Actual Factual Georgia

Q: I have a book, “Lost Links: Forgotten Treasures of Golf’s Golden Age,” which identifies an A.W. Tillinghast-designed nine-hole course named Ingleside Country Club in Atlanta. The date it opened is unknown, however, the layout of the holes is shown with a notation of “filling of the swampy area surrounding the third hole during or shortly after World War I.” Where was it located?

—John Murphy, Atlanta

A: Not to give away the answer so quickly, but it helps to know that Ingleside was the name of Avondale Estates before George Francis Willis came to town in the mid-1920s. More on him later.

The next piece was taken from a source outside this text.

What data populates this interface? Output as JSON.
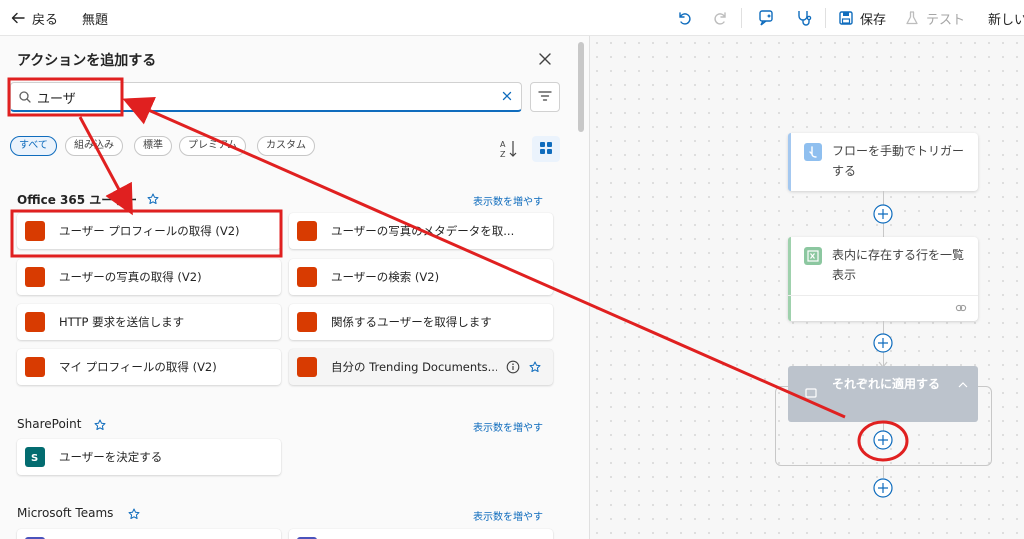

A U.S. Post Office was built just east of Decatur in 1892, leading to the town of Ingleside. You wouldn’t guess it now, but it was considered a rural area at the turn of the 20th century, so several of Atlanta’s prominent families – according to an article at the DeKalb History Center – built a country club “for a place in the country where they could play golf.”

The Ingleside Country Club opened in 1916 with a hilly nine-hole golf course in the general area of what was then Covington Road (now U.S. 278/Covington Highway) to what was labeled Rock Bridge Road (now Rockbridge) on a 1928 map.

The old Avondale High School building was just north of the course, which was designed by Tillinghast, a prominent and busy course architect (he designed at least 265 courses), and featured a pro from Scotland named Jimmy Livingstone. Livingstone, who continued to work at the course until he retired, and his family were so beloved, a road they lived on was renamed Livingstone Place.

Back to Willis, who was itching to spend the fortune he made in pharmaceuticals. So he bought Ingleside and an adjoining 950 acres in 1924 and renamed it Avondale Estates, which was incorporated the following year. The new neighborhood flourished, but Ingleside Country Club didn’t. Faced with a dwindling membership, it was sold to the American Legion during World War II.